Wandering through the twitterverse early on Sunday morning, I saw a tweet from Dom Burch, who is head of Corporate Communications at Asda, about a wine that they had created with The Sun. Now, I’ll be honest, my immediate reaction was that this probably wasn’t going to be wine I would love. Dom offered to send me a bottle to try, but I turned it down, on the basis that I was willing to give it a try but on my terms.
So a helper was dispatched to Asda to buy the new Vin du Soleil, and then similar grape blends at the same price, one from France and one from the New World. He was in charge of making sure they were all chilled to the same temperature and all disguised from the rest of us with layers of newspaper. My guinea pigs comprised Best Foodie Friend and her boyfriend, and an old friend of hers as well, who definitely knew his way around a glass of wine.
And how did we get on?
Wine A – This had floral notes, quite smooth in spite of being quite acidic. One of us thought it was lacking in depth but that it was, and I quote, very quaffable. Perfect sunny afternoon drinking wine, BFF is making a note to buy this next summer.
Wine B – Very light, no bouquet and no depth. Really not much going on and not much taste. It would not trouble those with palates not used to drinking wine, and it wouldn’t make a bad base for a kir, although you wouldn’t need much cassis was our conclusion. None of us finished our small glassful.
Wine C – BFF’s BF said this had good refraction, but he may have had more than the rest of us of the other two. This one was more of a white wine to be had with a meal, more subtle flavours than the first one but with the same floral notes. We all changed our minds having originally thought the first one was French, that actually this was French and the first one was New World.

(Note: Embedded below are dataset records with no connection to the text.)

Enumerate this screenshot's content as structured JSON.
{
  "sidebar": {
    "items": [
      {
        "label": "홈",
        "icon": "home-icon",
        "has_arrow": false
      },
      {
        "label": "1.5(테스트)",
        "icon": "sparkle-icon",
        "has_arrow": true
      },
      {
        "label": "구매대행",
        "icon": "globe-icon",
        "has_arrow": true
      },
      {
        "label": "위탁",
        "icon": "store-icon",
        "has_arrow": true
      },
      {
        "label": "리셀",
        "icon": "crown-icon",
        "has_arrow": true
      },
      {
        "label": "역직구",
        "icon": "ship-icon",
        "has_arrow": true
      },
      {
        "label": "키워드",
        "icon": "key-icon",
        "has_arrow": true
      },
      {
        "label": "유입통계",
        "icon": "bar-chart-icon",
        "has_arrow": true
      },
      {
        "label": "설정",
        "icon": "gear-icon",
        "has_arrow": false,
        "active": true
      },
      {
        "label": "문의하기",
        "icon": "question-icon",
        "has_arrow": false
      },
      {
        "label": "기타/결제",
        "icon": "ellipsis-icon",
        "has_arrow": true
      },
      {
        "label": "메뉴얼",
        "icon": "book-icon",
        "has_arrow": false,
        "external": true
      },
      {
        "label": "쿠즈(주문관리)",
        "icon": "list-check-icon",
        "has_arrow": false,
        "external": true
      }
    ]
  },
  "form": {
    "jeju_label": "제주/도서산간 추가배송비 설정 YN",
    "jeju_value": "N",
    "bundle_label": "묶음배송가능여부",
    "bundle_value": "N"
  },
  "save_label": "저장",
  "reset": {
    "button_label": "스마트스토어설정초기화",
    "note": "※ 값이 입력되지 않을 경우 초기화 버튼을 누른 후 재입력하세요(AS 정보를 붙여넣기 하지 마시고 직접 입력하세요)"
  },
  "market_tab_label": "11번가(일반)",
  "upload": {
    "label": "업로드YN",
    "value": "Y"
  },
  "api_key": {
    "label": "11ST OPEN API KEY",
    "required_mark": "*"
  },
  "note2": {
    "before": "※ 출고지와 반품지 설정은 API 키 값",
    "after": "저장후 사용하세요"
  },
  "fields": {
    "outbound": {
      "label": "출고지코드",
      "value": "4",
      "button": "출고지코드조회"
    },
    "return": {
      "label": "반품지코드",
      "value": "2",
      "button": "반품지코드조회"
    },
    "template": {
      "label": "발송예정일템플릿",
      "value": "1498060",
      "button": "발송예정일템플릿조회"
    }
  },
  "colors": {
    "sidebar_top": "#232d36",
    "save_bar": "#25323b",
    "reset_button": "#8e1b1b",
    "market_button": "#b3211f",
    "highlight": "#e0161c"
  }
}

And the names behind the paper? Well, they were all just under £5 a bottle in Asda Grantham yesterday and they were all blends of Viognier grapes. Wine A was Jacobs Creek Semillon Sauvignon Blanc Viognier, Wine B was the Vin du Soleil and Wine C was La Chasse Du Pape Chardonnay Viognier.
To be honest, I was disappointed. I’d read the piece about how it’d been developed, and I can’t for the life of me work out how you could have come up with such a tasteless wine. And, given that Asda is all about value, it really doesn’t feel worth £4.98. Even they stock much better quality wine for the same price, as either of the other two we drank would testify. So why waste £4.98 on a tasteless bottle, where you think it must be okay because your daily newspaper and a big supermarket chain has developed it.
In these days of huge amounts of choice, people are looking for shortcuts to help them make a choice, which is often what people use brands for. With a combination of the Asda and Sun brands, people would have an element of trust. Sadly, I think on this occasion it is somewhat misplaced. Philippa Carr, Asda’s Master of Wine is quoted as saying it’s a deliciously crisp white of a quality which you would never expect to find for under £5. Whilst she is eminently more qualified on the subject than me, I can only tell you what we liked, and we didn’t like this at all.